The salt lakes were stunningly beautiful (I’ll post the photos later). blindingly white, shorn flat with vast grey misty mountains in the backdrop. but as has become a constant here in Bolivia the landscape continually changed from red rock desert to steep mountain valleys. on the second night it snowed and we woke up to a post breakfast snowball battle. our jeep managed to pin one team back in the home and proceeded to beat up the rest. hugely enjoyable. the snow also made the lagunas come alive. the pictures from the third day are just stunning. volcanoes overlooking lagunas, red rock outcrops which provided great free climbing. it’s not something I’m particularly good at but I like it and am getting better. the team broke up and we meet Al and Sibella, honey-mooning couple and Mike and June, a Canadian couple, he looking remarkably like a young Dan Ackroyd.
After the salt lakes we headed north to Potosi, formerly the largest city in south America based on the mining trade. up to 8 million Incas and Africans died in these mines. Christian and I went down one, scrambling and climbing. It was really great and scary. the safety procedures and negligible. miners die within 15 years of entering the mines due to silicon inhalation. Our guide Helen was informative and funny though at 4ft 5 inches I was convinced she should be still in school but she argued that she was 23.

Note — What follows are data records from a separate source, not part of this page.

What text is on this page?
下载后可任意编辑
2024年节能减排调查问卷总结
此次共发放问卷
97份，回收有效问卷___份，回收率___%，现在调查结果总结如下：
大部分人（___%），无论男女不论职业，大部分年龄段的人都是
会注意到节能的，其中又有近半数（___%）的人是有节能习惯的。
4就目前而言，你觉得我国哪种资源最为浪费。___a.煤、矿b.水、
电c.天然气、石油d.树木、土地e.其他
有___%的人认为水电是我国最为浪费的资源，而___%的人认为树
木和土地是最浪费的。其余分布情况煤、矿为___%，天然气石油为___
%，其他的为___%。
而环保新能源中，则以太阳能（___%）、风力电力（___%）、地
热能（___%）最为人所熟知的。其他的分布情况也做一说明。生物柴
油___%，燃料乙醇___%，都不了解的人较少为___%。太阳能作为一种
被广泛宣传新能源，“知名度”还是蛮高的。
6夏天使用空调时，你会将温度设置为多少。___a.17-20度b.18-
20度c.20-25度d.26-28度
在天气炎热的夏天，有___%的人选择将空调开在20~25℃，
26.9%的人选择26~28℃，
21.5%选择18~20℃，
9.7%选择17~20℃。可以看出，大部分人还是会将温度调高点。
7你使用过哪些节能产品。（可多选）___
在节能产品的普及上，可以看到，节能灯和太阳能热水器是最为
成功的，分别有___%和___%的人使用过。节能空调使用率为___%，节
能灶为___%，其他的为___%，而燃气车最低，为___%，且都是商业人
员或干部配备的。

The next day we moved on to Sucre, a beautiful town, seemingly transported from southern Spain to Bolivia. It’s a rich town, decorated with parks, white houses and pretty people. the Spanish must have left some genes here. it’s a university city so lively and interesting. I am hoping to go back to study some Spanish there next week. that will be a challenge but next week I will face a greater challenge. I hope I make it. I will be back sooner than I previously thought as I’ve made some plans which need doing now not later. but I’ll inform when I know.

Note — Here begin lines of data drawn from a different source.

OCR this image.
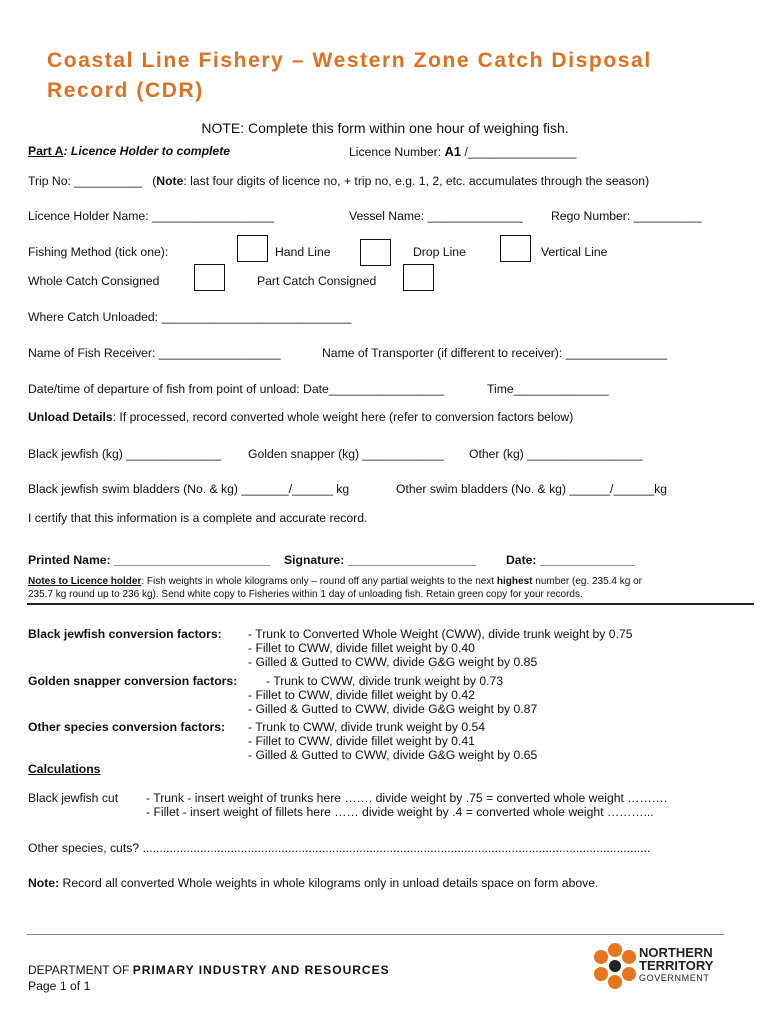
Coastal Line Fishery – Western Zone Catch Disposal
Record (CDR)
NOTE: Complete this form within one hour of weighing fish.
Part A: Licence Holder to complete	Licence Number: A1 /________________
Trip No: __________   (Note: last four digits of licence no, + trip no, e.g. 1, 2, etc. accumulates through the season)
Licence Holder Name: __________________	Vessel Name: ______________ Rego Number: __________
Fishing Method (tick one):	Hand Line	Drop Line	Vertical Line
Whole Catch Consigned	Part Catch Consigned
Where Catch Unloaded: ____________________________
Name of Fish Receiver: __________________	Name of Transporter (if different to receiver): _______________
Date/time of departure of fish from point of unload: Date_________________	Time______________
Unload Details: If processed, record converted whole weight here (refer to conversion factors below)
Black jewfish (kg) ______________ Golden snapper (kg) ____________ Other (kg) _________________
Black jewfish swim bladders (No. & kg) _______/______ kg	Other swim bladders (No. & kg) ______/______kg
I certify that this information is a complete and accurate record.
Printed Name: _______________________ Signature: ___________________ Date: ______________
Notes to Licence holder: Fish weights in whole kilograms only – round off any partial weights to the next highest number (eg. 235.4 kg or
235.7 kg round up to 236 kg). Send white copy to Fisheries within 1 day of unloading fish. Retain green copy for your records.
Black jewfish conversion factors: - Trunk to Converted Whole Weight (CWW), divide trunk weight by 0.75
- Fillet to CWW, divide fillet weight by 0.40
- Gilled & Gutted to CWW, divide G&G weight by 0.85
Golden snapper conversion factors:	- Trunk to CWW, divide trunk weight by 0.73
- Fillet to CWW, divide fillet weight by 0.42
- Gilled & Gutted to CWW, divide G&G weight by 0.87
Other species conversion factors: - Trunk to CWW, divide trunk weight by 0.54
- Fillet to CWW, divide fillet weight by 0.41
- Gilled & Gutted to CWW, divide G&G weight by 0.65
Calculations
Black jewfish cut - Trunk - insert weight of trunks here ……. divide weight by .75 = converted whole weight ……….
- Fillet - insert weight of fillets here …… divide weight by .4 = converted whole weight ………...
Other species, cuts? ......................................................................................................................................................
Note: Record all converted Whole weights in whole kilograms only in unload details space on form above.
DEPARTMENT OF PRIMARY INDUSTRY AND RESOURCES
Page 1 of 1
NORTHERN
TERRITORY
GOVERNMENT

Lastly, two days ago three guys moved into the room next door in Sucre. wearing matching navy dungarees, two with baseball caps, one with a cowboy hat, they placed their small bags in the room and then headed out. I was sitting on the patio and said hello. the younger one looked at the older ones who looked at each other and the walked on without saying anything. the Christian brotherhood had arrived in Bolivia. there is a lot I could say but I just hope the Bolivians remember the tolerance that has stood them in good stead. I will sort out the photos later, soon.